Originally posted by JTR70" post=21428
Justin, are you letting Phil keep track of your time as he does of his on Foamcar? I am used to thinking - best result for the least time- a business necessity- so I can only admire your perspicacity, dedication and talent to an area that no one but you will see.
I would be starting here:
http://www.restoration-design.com/mm5/merchant.mvc?Store_Code=rd&Screen=PROD&Product_Code=P127T1
I worry about "survivor cars"....really nice 356s that come in with easy answers to questions like "what's wrong in this picture?"
-Bruce
I have no where near your experience and expertise but with my limited amount of exposure with these cars I know that there is always the sleeping dog of deep hidden rust and extra work lying in wait to bite you right on the ass. (this frame of course did not disappoint) All of which you simply can never account for until your waist high in it. Then to have added stressor of my hourly worth nose diving because I'm now locked into a set price for labor and I just discovered more of it I have to do to complete the job;
Its too depressing to even think about and quite un-motivating to continue moving forward as well. I've already experienced that with a speedster several years ago and won't make the same mistake twice. The rusted out conduits are a perfect example of this, I never would have dreamed they'd be shot. But thanks to time, the laws of thermal dynamics and the price of these cars going up the "new Donor grade" 356's are more rotted out then ever before. If this was a set budget job I could have never foreseen this trouble and those old conduits would have most likely stayed in there too. This goes back at your earlier statement of the best job for the time and money and what can be seen and not be seen. Being in a locked in budget predicament I would be well underwater by now and of course would be looking for my best way out to cut corners instead of concentrating on how to best to repair it. I would have closed that tunnel up with them, omitted the photos of the damage on this thread and moved on. They'd of worked and by the time the worms of grease would have made themselves known I'd probably be 5-10 years removed by then and could claim "oh they weren't leaking back then"... I don't want to be that guy or be forced into that position so this is why I am strictly by the hour until its finished or he pulls the plug on the project which he is always free to do at anytime. Also if I spend an hour working on someone else's project that's an hour I didn't spend working on my car.
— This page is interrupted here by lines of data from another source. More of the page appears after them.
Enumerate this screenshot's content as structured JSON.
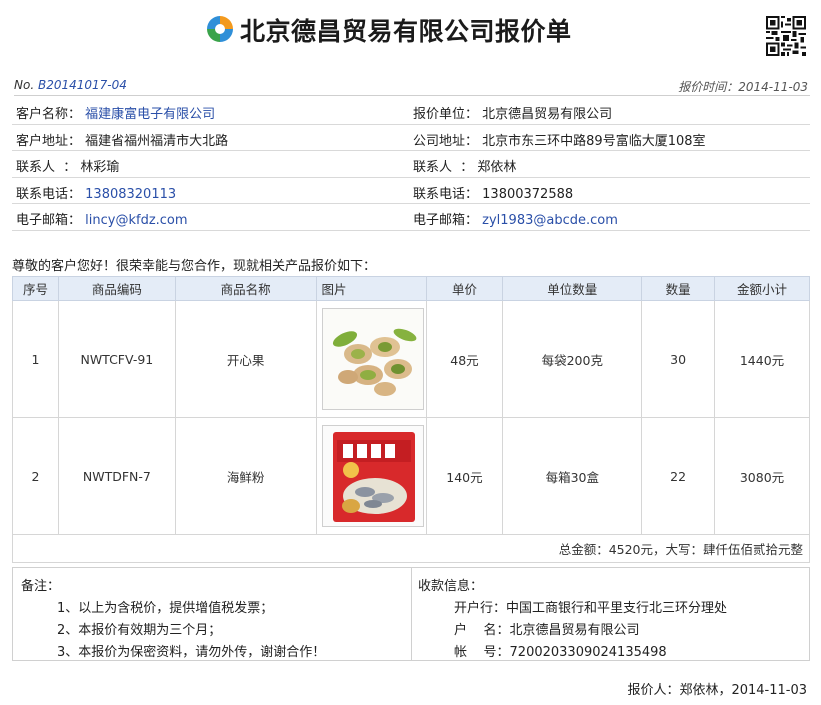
{
  "document": {
    "title": "北京德昌贸易有限公司报价单",
    "quote_no_label": "No.",
    "quote_no": "B20141017-04",
    "quote_date_label": "报价时间：",
    "quote_date": "2014-11-03"
  },
  "client": {
    "name_label": "客户名称：",
    "name": "福建康富电子有限公司",
    "address_label": "客户地址：",
    "address": "福建省福州福清市大北路",
    "contact_label": "联系人  ：",
    "contact": "林彩瑜",
    "phone_label": "联系电话：",
    "phone": "13808320113",
    "email_label": "电子邮箱：",
    "email": "lincy@kfdz.com"
  },
  "supplier": {
    "unit_label": "报价单位：",
    "unit": "北京德昌贸易有限公司",
    "address_label": "公司地址：",
    "address": "北京市东三环中路89号富临大厦108室",
    "contact_label": "联系人  ：",
    "contact": "郑依林",
    "phone_label": "联系电话：",
    "phone": "13800372588",
    "email_label": "电子邮箱：",
    "email": "zyl1983@abcde.com"
  },
  "greeting": "尊敬的客户您好！很荣幸能与您合作，现就相关产品报价如下：",
  "table": {
    "headers": [
      "序号",
      "商品编码",
      "商品名称",
      "图片",
      "单价",
      "单位数量",
      "数量",
      "金额小计"
    ],
    "rows": [
      {
        "no": "1",
        "code": "NWTCFV-91",
        "name": "开心果",
        "image": "pistachio-photo",
        "price": "48元",
        "unit_qty": "每袋200克",
        "qty": "30",
        "subtotal": "1440元"
      },
      {
        "no": "2",
        "code": "NWTDFN-7",
        "name": "海鲜粉",
        "image": "seafood-powder-package",
        "price": "140元",
        "unit_qty": "每箱30盒",
        "qty": "22",
        "subtotal": "3080元"
      }
    ],
    "total": "总金额：4520元，大写：肆仟伍佰贰拾元整"
  },
  "notes": {
    "label": "备注：",
    "lines": [
      "1、以上为含税价，提供增值税发票；",
      "2、本报价有效期为三个月；",
      "3、本报价为保密资料，请勿外传，谢谢合作！"
    ]
  },
  "bank": {
    "label": "收款信息：",
    "bank": "开户行：中国工商银行和平里支行北三环分理处",
    "account_name": "户    名：北京德昌贸易有限公司",
    "account_no": "帐    号：7200203309024135498"
  },
  "signature": "报价人：郑依林，2014-11-03",
  "colors": {
    "link_blue": "#2a4fa8",
    "header_bg": "#e4ecf7"
  }
}
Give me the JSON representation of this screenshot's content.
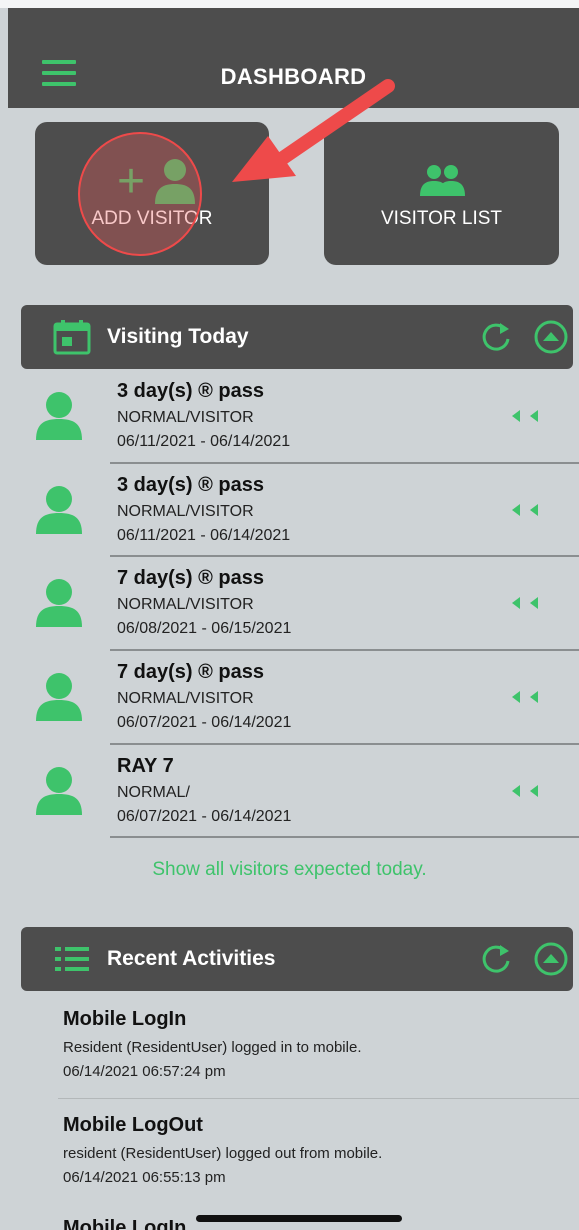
{
  "header": {
    "title": "DASHBOARD"
  },
  "tiles": {
    "add_visitor": "ADD VISITOR",
    "visitor_list": "VISITOR LIST"
  },
  "visiting_today": {
    "title": "Visiting Today",
    "visitors": [
      {
        "name": "3 day(s) ® pass",
        "type": "NORMAL/VISITOR",
        "dates": "06/11/2021 - 06/14/2021"
      },
      {
        "name": "3 day(s) ® pass",
        "type": "NORMAL/VISITOR",
        "dates": "06/11/2021 - 06/14/2021"
      },
      {
        "name": "7 day(s) ® pass",
        "type": "NORMAL/VISITOR",
        "dates": "06/08/2021 - 06/15/2021"
      },
      {
        "name": "7 day(s) ® pass",
        "type": "NORMAL/VISITOR",
        "dates": "06/07/2021 - 06/14/2021"
      },
      {
        "name": "RAY 7",
        "type": "NORMAL/",
        "dates": "06/07/2021 - 06/14/2021"
      }
    ],
    "show_all": "Show all visitors expected today."
  },
  "recent_activities": {
    "title": "Recent Activities",
    "items": [
      {
        "title": "Mobile LogIn",
        "desc": "Resident (ResidentUser) logged in to mobile.",
        "time": "06/14/2021 06:57:24 pm"
      },
      {
        "title": "Mobile LogOut",
        "desc": "resident (ResidentUser) logged out from mobile.",
        "time": "06/14/2021 06:55:13 pm"
      },
      {
        "title": "Mobile LogIn"
      }
    ]
  },
  "colors": {
    "accent": "#3ec36b",
    "panel": "#4d4d4d",
    "background": "#ced3d6",
    "highlight": "#ee4a4a"
  },
  "icons": [
    "menu-icon",
    "plus-icon",
    "person-icon",
    "group-icon",
    "calendar-icon",
    "refresh-icon",
    "collapse-up-icon",
    "double-chevron-left-icon",
    "list-icon"
  ]
}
By the same token I'm not milking the poor guy either and am all for saving time and grunt-work when I can. On several occasions I have weighed the cost of replacement versus my time to fix it. The tunnel is a perfect example RD wants 1025.00 for a new tunnel, the time it took me to re-flange and convert the original to a T1 still put us at well over 300.00 in savings over buying their new one. The rear frame section runners and cross member a while back was just the opposite. It was far cheaper to have Steve Hogue knock out those new panels than to pay me to clean all the mount flanges, fix the rust and old accident damage to the left side. A far cleaner end result as well as saving money.